Data <- matrix(c(YDataSI[which(Data_df$Index == "SI")],
          YDataMA, YDataUK), nrow = dim(Data_df_SIMA)[1],
       byrow = FALSE, dimnames = list(1:dim(Data_df_SIMA)[1], 
                                      c("SI", "MA", "UK"))
  )

# fill data frame
Export[i, 3] <- friedman.test(Data)[["statistic"]][["Friedman chi-squared"]]
Export[i, 4] <- friedman.test(Data)[["parameter"]]
Export[i, 5] <- friedman.test(Data)[["p.value"]]

# optional plotting
if(Plotting == TRUE){
  
  # prepare plotting data
  PlotData <- as.vector(Data)
  Grouping <- as.factor(
    rep(c("SI", "MA", "UK"), each = dim(Data_df_SIMA)[1])
    )
  # plotting
  plot(PlotData ~ Grouping, ylab = Variables[i])
}
} # end of i loop

# return data frame to R outside of function
return(Export)
} # end of function

As such, the above function operates a lot like the earlier user-defined counterpart for the Kruskal-Wallis Test. It returns the important test characteristics and allows for plots. Internally, however, it is built on a matrix rather than vectors.

Let’s get to testing our prediction:

par(mfrow = c(3,1)) # adjust plotting panes
AutomatedFried(Variables = c("Weight", "Height", "Wing.Chord"), Plotting = TRUE)
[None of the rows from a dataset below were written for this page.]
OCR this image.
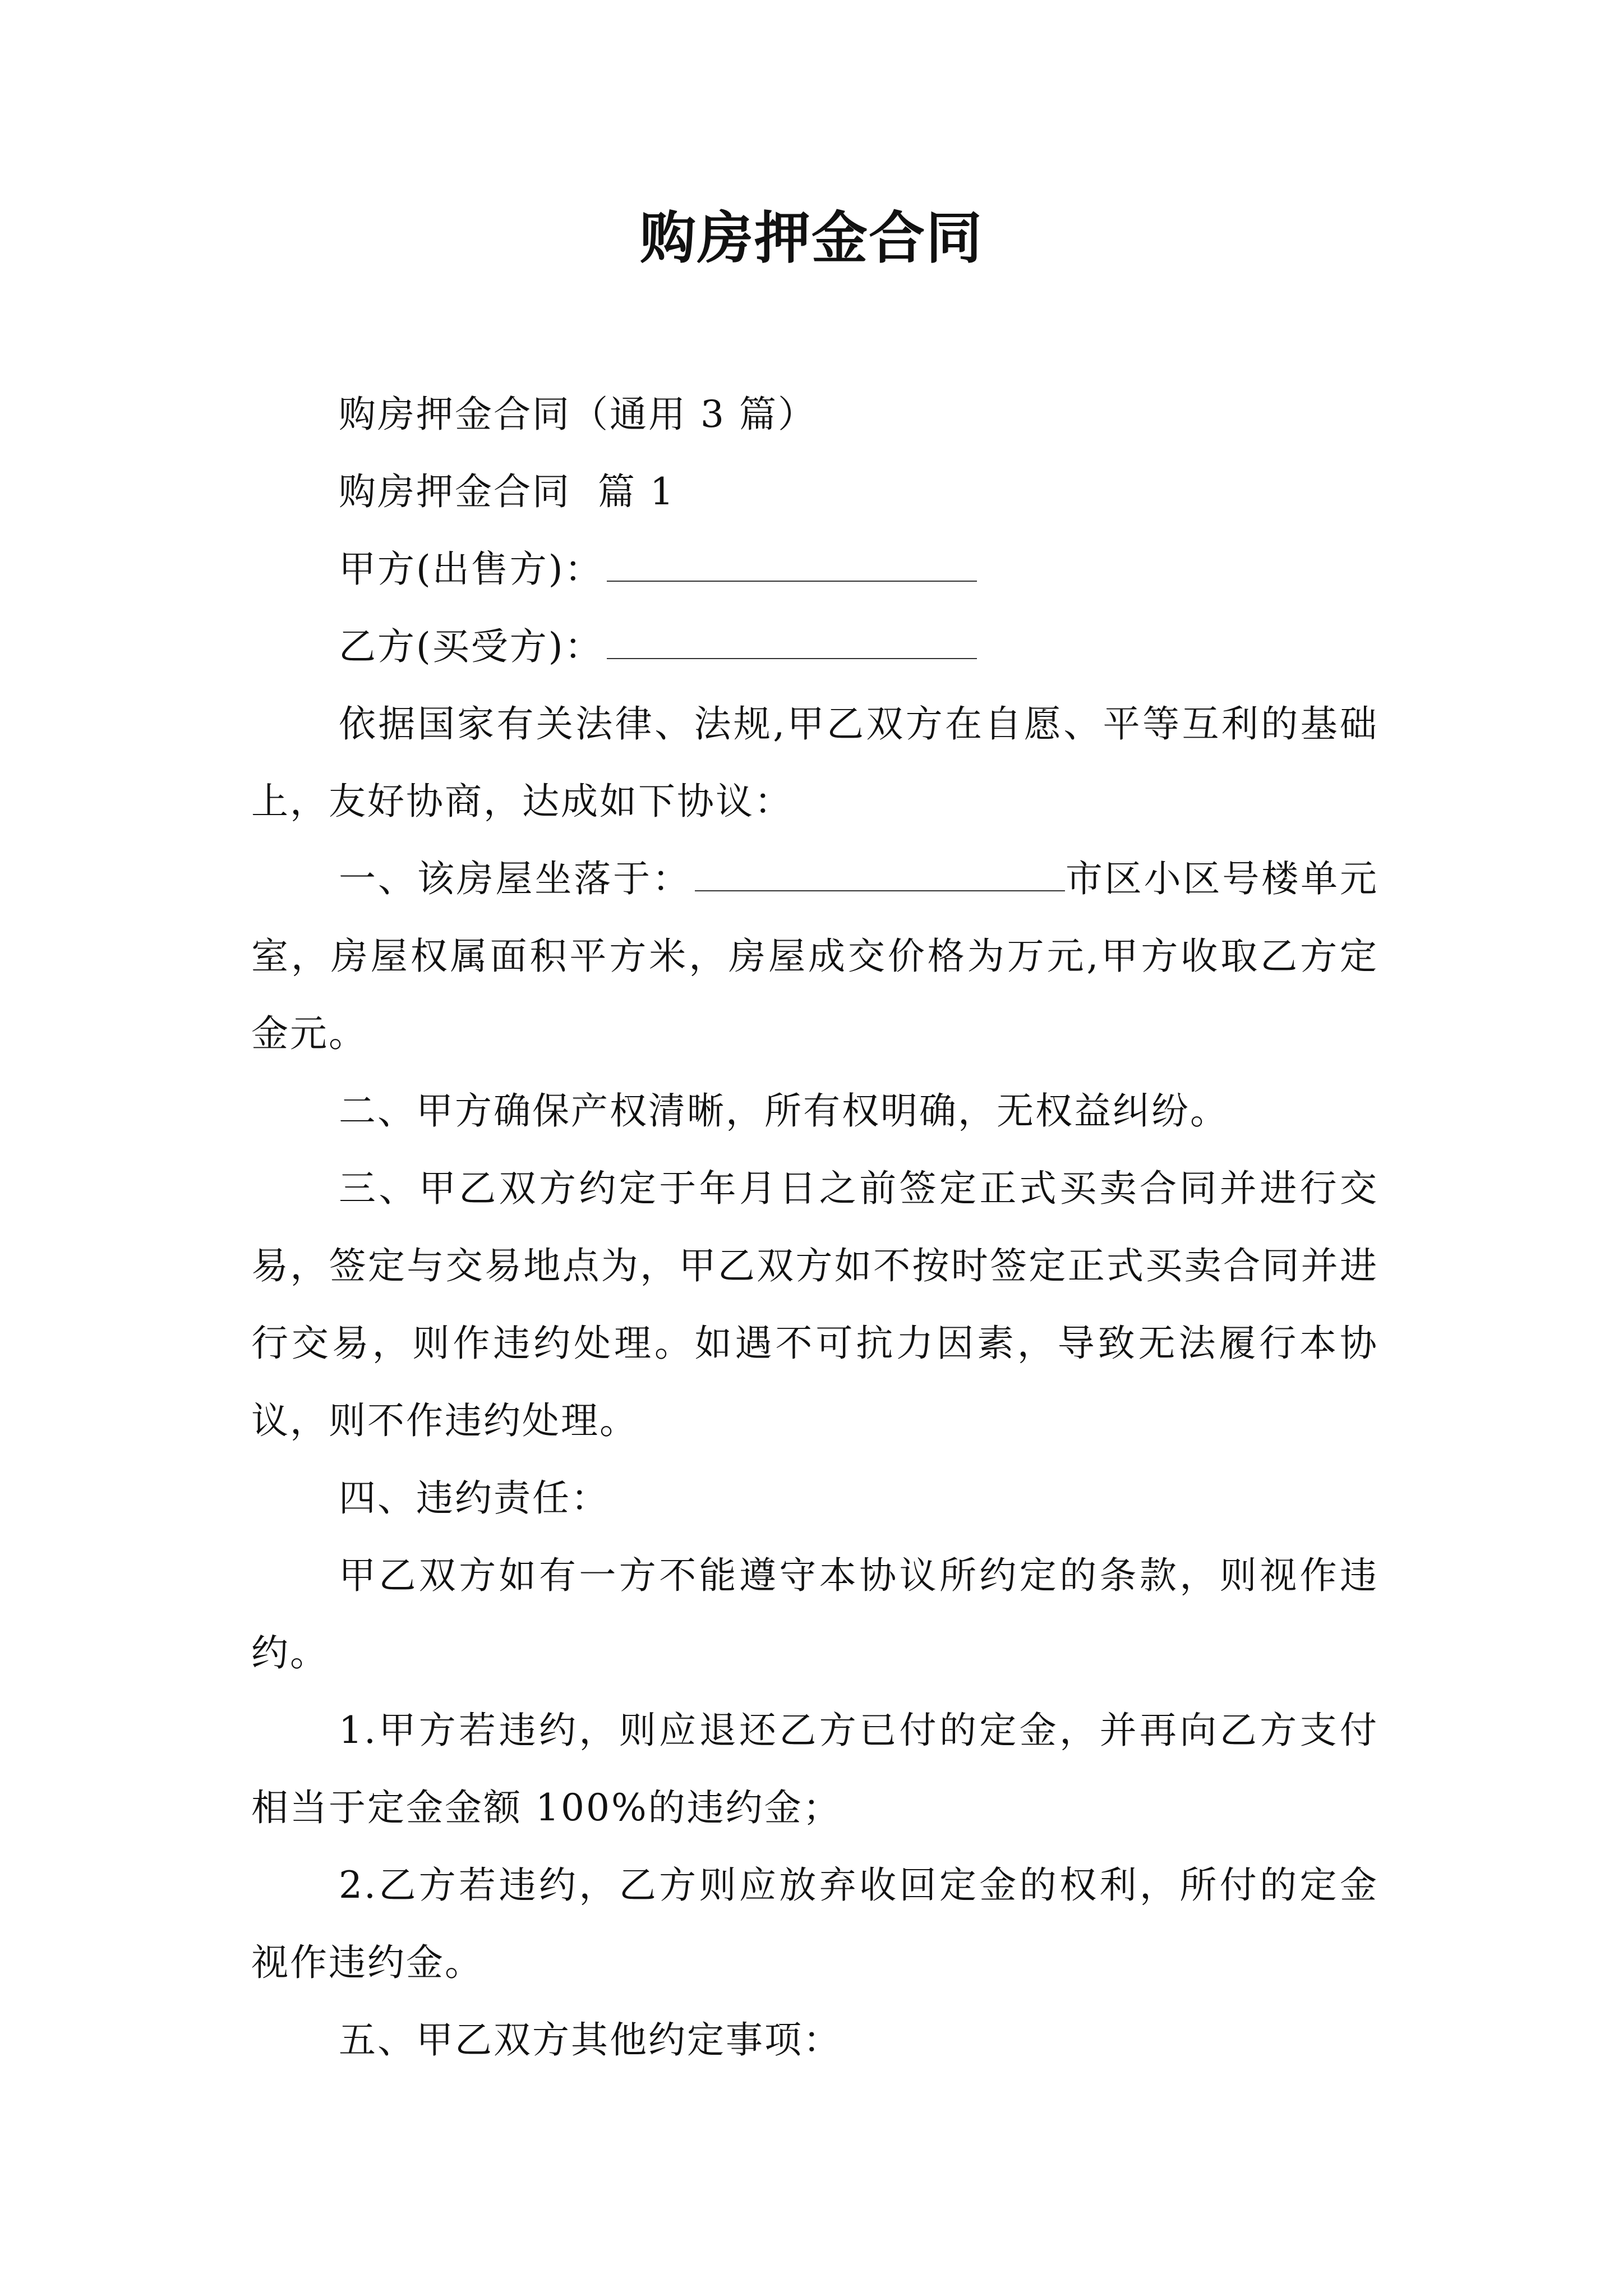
购房押金合同

购房押金合同（通用 3 篇）

购房押金合同  篇 1

甲方(出售方)：

乙方(买受方)：

依据国家有关法律、法规,甲乙双方在自愿、平等互利的基础上，友好协商，达成如下协议：

一、该房屋坐落于：	市区小区号楼单元室，房屋权属面积平方米，房屋成交价格为万元,甲方收取乙方定金元。

二、甲方确保产权清晰，所有权明确，无权益纠纷。

三、甲乙双方约定于年月日之前签定正式买卖合同并进行交易，签定与交易地点为，甲乙双方如不按时签定正式买卖合同并进行交易，则作违约处理。如遇不可抗力因素，导致无法履行本协议，则不作违约处理。

四、违约责任：

甲乙双方如有一方不能遵守本协议所约定的条款，则视作违约。

1.甲方若违约，则应退还乙方已付的定金，并再向乙方支付相当于定金金额 100%的违约金；

2.乙方若违约，乙方则应放弃收回定金的权利，所付的定金视作违约金。

五、甲乙双方其他约定事项：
##    Variables Grouped_by Chi_Squared DF      p_value
## 1     Weight Resettling    97.84848  2 5.655506e-22
## 2     Height Resettling         NaN  2          NaN
## 3 Wing.Chord Resettling         NaN  2          NaN

Indeed, whilst climate is a good predictor for the weight of resettled sparrows (weight in continental climates is higher than in semi-coastal or coastal ones), height and wing chord records couldn’t be properly tested on using the friedman.test() function since they have remained unalterd. Thetrefore, we reject the null hypothesis for weight records of Passer domesticus and accept the null hypothesis for height and wing chord records.

Predation

Does nesting height depend on predator characteristics?

According to the results of our last practical, we would assume Passer doemsticus to adhere to local conditions when chosing a nesting site and corresponding nesting height depending on predator presence:

AutomatedFried(Variables = "Nesting.Height", Plotting = TRUE)

##        Variables Grouped_by Chi_Squared DF     p_value
## 1 Nesting.Height Resettling      10.864  2 0.004374338

Just like we expected, nesting height of resettled sparrows depends hugely on predator presence at the sties they have been moved to (p = $7.3991389\times 10^{-19}$) and we reject the null hypothesis.

Competition

Does home range depend on climate?

As we’ve seen in our last seminar, a statistically signficant change in home ranges did not occur when resettling Siberian sparrows directly to the UK. How about when we resettle them via Manitoba?

Data_df_SIMA$Home.Range <- as.numeric(Data_df_SIMA$Home.Range)
Data_df_SIUK$Home.Range <- as.numeric(Data_df_SIUK$Home.Range)

AutomatedFried(Variables = "Home.Range", Plotting = TRUE)

## Warning in xy.coords(x, y, xlabel, ylabel, log): NAs introduced by coercion

##    Variables Grouped_by Chi_Squared DF      p_value
## 1 Home.Range Resettling         132  2 2.170522e-29

With our three-step resettling program we do record a statistically significant change in home ranges of our sparrow flocks and reject the null hypothesis (p = $2.170522\times 10^{-29}$).